Jul 12, 2008

Hey Ya


R
emember 'Hey Ya'? Of course you do, four and a half years ago you couldn't go two hours without hearing it. Well it's happened, it's been covered. I suppose it was ultimately inevitable considering its former popularity. The group in question is the aptly named Supersuckers and according to their website they are "the world's greatest Rock N' Roll band." I've never heard anything else by them, but according to what I heard tonight they're another poppy neo-punk band that will mass produce a bunch of radio friendly rad tunes for high school students to skateboard and fuck to.

So anyway, they covered 'Hey Ya.' Check it out if you like packing buffalo shit in your ears. Essentially they've added nothing new or original to the song. They've put no interesting new twist on it. The guitar is more distorted, the vocals are flatter and that's it. The whole rock covering rap thing is tricky, but it has worked before. Probably the ultimate example would be Dynamite Hack's cover of 'Boyz In Da Hood' by Eazy E, which is absolutely genius in my opinion. But first of all, 'Boyz In Da Hood' was never the most popular song in the world. Second of all, the lyrics and original beat were so hardcore that there was absolutely no way a bunch of white guys singing it with guitars could ever be taken seriously. And that's the point, it was never meant to be taken seriously. They even corrected the grammar in the title for christ sake, renaming it 'Boys In The Hood.' It was white boys with an acoustic guitar singing an Eazy E song. It was fresh, it was original and it was funny as hell.
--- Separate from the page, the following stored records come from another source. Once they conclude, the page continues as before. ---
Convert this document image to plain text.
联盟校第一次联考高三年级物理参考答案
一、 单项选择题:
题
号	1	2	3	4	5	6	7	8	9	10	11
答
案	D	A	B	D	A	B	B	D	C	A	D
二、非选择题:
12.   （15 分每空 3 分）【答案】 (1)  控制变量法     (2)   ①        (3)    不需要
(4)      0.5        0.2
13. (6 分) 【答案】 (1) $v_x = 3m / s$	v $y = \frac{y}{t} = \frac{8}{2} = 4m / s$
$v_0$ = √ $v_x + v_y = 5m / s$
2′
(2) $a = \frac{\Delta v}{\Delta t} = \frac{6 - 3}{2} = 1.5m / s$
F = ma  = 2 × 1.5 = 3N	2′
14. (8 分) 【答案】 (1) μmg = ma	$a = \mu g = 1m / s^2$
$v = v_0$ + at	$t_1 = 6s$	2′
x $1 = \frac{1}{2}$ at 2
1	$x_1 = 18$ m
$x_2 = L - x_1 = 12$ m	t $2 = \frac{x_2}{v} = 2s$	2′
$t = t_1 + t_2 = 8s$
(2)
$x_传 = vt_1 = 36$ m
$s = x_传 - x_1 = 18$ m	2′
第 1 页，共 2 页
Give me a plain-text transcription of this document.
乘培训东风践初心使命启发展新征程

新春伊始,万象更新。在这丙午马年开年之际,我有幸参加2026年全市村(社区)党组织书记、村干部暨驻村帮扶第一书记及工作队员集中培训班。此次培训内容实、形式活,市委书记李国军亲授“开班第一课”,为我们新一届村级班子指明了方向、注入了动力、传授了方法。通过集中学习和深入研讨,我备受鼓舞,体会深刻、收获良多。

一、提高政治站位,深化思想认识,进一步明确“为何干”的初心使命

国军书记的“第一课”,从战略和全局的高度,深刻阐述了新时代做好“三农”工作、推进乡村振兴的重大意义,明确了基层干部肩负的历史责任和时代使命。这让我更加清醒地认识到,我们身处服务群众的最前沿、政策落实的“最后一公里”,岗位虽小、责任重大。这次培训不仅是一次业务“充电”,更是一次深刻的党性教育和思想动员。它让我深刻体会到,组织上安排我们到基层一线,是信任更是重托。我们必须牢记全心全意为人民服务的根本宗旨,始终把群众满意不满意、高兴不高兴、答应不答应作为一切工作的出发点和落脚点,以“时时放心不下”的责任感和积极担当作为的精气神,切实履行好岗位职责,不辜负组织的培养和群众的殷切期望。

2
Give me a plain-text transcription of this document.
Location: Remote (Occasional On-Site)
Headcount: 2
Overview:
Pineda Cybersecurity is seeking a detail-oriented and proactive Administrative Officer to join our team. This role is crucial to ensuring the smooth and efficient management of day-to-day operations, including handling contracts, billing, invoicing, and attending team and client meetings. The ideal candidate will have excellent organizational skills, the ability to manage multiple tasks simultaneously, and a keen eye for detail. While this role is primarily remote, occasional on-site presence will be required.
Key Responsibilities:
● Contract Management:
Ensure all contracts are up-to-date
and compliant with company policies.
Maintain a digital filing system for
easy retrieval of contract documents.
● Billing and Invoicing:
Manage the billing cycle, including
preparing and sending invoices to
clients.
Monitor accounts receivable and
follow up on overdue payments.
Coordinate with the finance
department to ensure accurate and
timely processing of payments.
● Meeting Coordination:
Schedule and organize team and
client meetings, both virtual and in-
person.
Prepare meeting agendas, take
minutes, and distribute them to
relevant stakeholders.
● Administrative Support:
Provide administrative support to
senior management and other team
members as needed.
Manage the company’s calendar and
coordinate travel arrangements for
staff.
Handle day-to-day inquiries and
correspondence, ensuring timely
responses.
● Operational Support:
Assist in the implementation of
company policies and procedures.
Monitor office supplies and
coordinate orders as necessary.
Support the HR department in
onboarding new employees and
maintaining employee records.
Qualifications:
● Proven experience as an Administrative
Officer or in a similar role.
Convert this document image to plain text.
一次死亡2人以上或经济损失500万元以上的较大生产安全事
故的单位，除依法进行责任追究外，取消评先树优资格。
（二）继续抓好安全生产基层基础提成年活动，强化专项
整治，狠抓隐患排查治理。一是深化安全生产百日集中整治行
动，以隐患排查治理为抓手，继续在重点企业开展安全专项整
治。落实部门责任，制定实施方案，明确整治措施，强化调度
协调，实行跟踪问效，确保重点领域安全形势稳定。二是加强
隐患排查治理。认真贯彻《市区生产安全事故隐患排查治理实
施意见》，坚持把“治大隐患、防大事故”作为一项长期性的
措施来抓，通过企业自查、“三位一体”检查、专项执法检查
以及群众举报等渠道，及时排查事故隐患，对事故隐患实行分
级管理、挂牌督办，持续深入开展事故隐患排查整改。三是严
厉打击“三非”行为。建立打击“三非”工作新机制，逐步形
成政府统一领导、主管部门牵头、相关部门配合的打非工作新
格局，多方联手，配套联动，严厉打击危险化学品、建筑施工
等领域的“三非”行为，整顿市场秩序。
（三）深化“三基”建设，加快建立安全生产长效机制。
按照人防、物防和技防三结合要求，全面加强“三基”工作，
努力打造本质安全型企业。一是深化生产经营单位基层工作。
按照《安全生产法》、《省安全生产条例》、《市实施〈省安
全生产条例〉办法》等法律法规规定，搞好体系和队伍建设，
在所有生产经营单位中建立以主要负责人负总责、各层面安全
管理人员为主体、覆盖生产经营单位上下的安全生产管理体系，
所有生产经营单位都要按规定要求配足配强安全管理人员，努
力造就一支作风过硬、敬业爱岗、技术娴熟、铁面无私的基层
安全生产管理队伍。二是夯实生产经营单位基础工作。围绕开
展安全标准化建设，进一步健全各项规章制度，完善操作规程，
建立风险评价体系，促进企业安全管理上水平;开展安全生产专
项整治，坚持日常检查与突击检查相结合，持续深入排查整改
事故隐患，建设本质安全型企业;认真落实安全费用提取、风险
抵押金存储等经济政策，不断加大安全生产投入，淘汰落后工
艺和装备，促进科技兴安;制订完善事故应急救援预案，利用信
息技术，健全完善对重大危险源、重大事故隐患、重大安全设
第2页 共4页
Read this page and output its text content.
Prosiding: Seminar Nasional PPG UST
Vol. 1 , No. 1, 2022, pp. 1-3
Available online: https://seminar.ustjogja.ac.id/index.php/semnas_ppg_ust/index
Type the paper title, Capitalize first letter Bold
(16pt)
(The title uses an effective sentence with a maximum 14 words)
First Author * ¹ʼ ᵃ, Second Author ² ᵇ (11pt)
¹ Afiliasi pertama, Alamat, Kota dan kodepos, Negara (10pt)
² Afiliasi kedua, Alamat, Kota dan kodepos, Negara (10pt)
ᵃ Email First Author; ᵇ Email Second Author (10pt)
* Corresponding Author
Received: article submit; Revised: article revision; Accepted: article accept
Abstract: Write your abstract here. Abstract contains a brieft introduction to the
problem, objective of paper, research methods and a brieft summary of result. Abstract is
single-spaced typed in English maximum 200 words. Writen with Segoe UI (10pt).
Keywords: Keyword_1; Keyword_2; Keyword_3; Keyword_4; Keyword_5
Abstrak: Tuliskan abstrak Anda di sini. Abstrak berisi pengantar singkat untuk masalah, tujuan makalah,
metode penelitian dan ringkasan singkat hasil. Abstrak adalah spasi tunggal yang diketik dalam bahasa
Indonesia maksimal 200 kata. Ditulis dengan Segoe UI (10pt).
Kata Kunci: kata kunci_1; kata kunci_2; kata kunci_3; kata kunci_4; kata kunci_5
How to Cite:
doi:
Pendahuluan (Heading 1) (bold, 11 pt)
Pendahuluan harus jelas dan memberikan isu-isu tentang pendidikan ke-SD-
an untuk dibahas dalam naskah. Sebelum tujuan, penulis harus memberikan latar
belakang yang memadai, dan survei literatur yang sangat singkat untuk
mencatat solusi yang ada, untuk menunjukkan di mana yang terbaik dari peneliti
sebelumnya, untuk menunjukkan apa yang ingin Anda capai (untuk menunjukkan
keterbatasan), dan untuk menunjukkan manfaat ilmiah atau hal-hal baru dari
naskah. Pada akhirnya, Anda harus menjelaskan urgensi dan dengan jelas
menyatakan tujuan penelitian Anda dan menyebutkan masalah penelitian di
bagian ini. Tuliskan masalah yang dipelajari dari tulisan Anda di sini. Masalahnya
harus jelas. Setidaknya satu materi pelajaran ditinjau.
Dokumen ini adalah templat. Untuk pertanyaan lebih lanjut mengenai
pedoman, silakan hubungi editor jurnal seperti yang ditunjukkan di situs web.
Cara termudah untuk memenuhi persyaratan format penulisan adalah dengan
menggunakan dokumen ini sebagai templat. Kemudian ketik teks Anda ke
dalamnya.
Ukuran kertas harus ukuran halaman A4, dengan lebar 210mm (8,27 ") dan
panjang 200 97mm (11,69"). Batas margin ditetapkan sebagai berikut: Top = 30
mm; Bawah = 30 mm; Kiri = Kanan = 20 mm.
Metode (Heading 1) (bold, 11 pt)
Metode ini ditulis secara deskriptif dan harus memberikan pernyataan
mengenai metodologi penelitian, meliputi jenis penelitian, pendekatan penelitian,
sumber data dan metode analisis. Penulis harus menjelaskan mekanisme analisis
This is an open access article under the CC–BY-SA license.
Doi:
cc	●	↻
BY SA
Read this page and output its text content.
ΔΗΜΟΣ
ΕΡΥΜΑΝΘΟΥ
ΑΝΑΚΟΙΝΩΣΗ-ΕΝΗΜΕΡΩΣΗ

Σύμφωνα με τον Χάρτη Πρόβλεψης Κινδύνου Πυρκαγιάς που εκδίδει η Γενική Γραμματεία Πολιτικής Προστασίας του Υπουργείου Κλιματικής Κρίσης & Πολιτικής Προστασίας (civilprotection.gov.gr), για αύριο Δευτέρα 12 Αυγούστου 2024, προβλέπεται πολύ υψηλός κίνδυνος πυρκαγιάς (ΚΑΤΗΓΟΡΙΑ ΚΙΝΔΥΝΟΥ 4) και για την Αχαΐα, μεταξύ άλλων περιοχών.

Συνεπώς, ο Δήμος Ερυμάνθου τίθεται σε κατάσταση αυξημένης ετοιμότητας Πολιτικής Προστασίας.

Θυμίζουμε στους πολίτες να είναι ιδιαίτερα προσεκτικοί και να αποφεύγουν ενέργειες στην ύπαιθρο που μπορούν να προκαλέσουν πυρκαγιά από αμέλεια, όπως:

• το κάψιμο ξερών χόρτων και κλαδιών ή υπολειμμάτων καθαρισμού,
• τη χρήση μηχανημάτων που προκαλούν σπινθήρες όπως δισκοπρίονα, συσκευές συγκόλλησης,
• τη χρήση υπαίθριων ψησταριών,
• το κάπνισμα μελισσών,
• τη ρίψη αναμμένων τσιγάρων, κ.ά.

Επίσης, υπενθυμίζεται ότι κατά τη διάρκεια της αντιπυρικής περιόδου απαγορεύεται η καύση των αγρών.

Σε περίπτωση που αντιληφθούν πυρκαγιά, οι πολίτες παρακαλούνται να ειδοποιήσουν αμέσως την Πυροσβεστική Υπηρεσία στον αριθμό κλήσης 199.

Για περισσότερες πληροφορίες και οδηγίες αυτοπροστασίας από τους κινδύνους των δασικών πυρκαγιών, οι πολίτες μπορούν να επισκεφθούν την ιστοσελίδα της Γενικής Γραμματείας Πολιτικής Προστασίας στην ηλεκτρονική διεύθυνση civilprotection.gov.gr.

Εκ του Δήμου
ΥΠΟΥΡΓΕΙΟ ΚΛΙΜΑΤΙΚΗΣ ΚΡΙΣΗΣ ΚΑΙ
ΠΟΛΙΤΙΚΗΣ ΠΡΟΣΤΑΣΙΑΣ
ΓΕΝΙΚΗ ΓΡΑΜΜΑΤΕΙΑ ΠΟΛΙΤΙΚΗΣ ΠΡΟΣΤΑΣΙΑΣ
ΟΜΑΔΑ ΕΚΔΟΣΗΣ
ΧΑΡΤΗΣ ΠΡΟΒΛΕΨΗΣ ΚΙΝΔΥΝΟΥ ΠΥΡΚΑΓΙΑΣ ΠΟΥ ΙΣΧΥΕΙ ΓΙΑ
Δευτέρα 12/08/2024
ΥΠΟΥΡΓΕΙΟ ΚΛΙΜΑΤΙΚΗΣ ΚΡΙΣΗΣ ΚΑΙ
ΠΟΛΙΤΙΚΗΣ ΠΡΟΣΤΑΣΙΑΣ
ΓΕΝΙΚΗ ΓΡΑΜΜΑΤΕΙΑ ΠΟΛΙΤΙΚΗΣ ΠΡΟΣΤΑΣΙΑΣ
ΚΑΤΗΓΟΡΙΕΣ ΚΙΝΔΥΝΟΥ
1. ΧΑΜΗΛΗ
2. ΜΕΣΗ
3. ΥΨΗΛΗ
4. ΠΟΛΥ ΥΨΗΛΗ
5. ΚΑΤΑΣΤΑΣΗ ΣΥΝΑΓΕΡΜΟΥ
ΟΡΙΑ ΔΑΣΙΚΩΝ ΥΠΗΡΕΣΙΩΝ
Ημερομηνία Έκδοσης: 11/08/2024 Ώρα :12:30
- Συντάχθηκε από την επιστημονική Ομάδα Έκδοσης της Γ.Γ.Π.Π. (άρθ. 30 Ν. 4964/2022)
There's nothing funny about this Supersuckers travesty though. They play the song as closely to the original as humanly possible, so much so that during the opening riffs, before the vocals kicked in, I thought it was the original. So essentially what you're hearing is 'Hey Ya' with all of its soul ripped out by a legion of pop-punk succubi. But what originally caught my attention was the fact that at first I did think it was the original...on rock radio. "I've never heard this on a rock station before," I thought to myself. And then it hit me, all it takes for a couple of rappers who write one of the biggest songs to ever hit the charts and one of the most original of their genre to get said song heard on rock radio is for four or five talentless bastards who know a couple power chords to butcher it less than five years later. And who the fuck covers a song that's less than five years old anyway?